Она что-то сказала, возможно: я чувствую себя так одиноко там, наверху; она знала, как он истолкует ее слова. Через некоторое время он взял ее за руку. Она встала. Постояла в нерешительности. Потом выбежала на улицу. Она понимала, что поступает, как глупая неопытная девчонка, и что для нее это забава. Следом по лестнице послышались шаги, ступени скрипели, а она внезапно задумалась о чем-то очень далеком, очень абстрактном, тогда как тело ее дрожало, словно тело лесного зверя, за которым гонятся.

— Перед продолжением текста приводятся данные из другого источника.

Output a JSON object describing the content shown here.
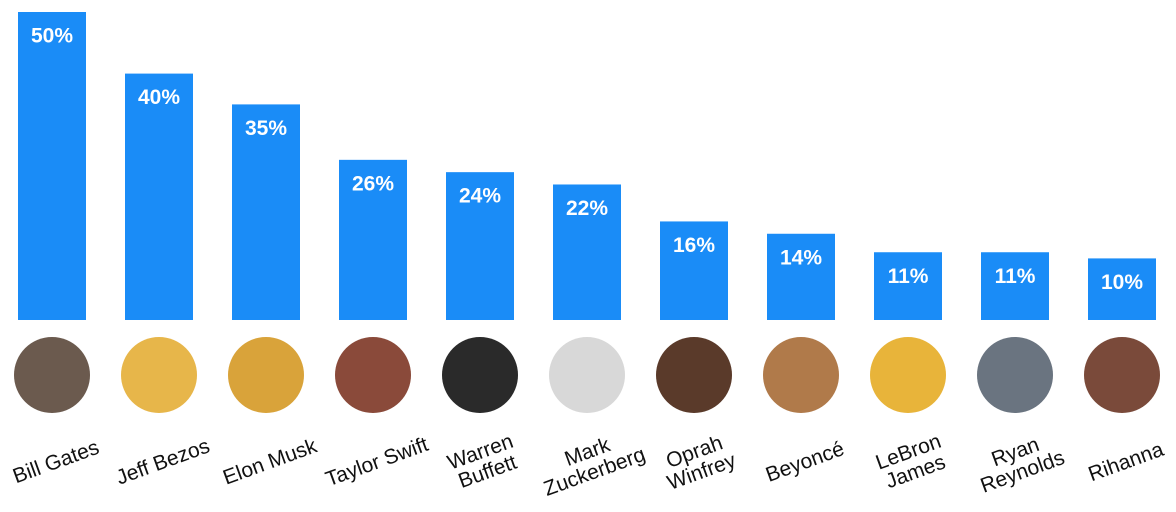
{
  "chart_data": {
    "type": "bar",
    "categories": [
      "Bill Gates",
      "Jeff Bezos",
      "Elon Musk",
      "Taylor Swift",
      "Warren Buffett",
      "Mark Zuckerberg",
      "Oprah Winfrey",
      "Beyoncé",
      "LeBron James",
      "Ryan Reynolds",
      "Rihanna"
    ],
    "values": [
      50,
      40,
      35,
      26,
      24,
      22,
      16,
      14,
      11,
      11,
      10
    ],
    "value_labels": [
      "50%",
      "40%",
      "35%",
      "26%",
      "24%",
      "22%",
      "16%",
      "14%",
      "11%",
      "11%",
      "10%"
    ],
    "color": "#1a8cf7",
    "ylim": [
      0,
      50
    ]
  }
}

Она чувствовала, что из-за этого что-то возникло в ней, как бывает, когда идешь берегом моря, какая-то невпечатлительность в этом общем гуле, которая заставляет сузить любое действие и любую мысль до короткого мгновения, когда постепенно наступает неуверенность, а потом, медленно неумение себя ограничить, отсутствие ощущения границ, саморасползание, переходящее в желание закричать, в жажду невероятно внушительных движений, в какое-то прорастающее из нее самой безо всяких корней желание что-то делать, без конца, чтобы получить при этом ощущение самой себя; и какая-то отсасывающая, смачно опустошающая сила заключалась в этой гибели, когда каждая секунда была диким, отрезанным ото всего, безответственным, беспамятным одиночеством, которое, тупо уставившись, смотрело в мир. И из него вырывались слова и жесты, которые, появляясь неизвестно откуда, скользили мимо, и все же еще были ею, и советник сидел перед нею и невольно наблюдал, как что-то, заключающее в себе его желанную возлюбленную, приближалось к нему, и она уже не видела ничего, кроме безостановочного движения, с которым его борода то поднималась, то опускалась, когда он говорил, равномерно, усыпляюще, словно бородка какой-то мерзкой, жующей негромкие слова козы.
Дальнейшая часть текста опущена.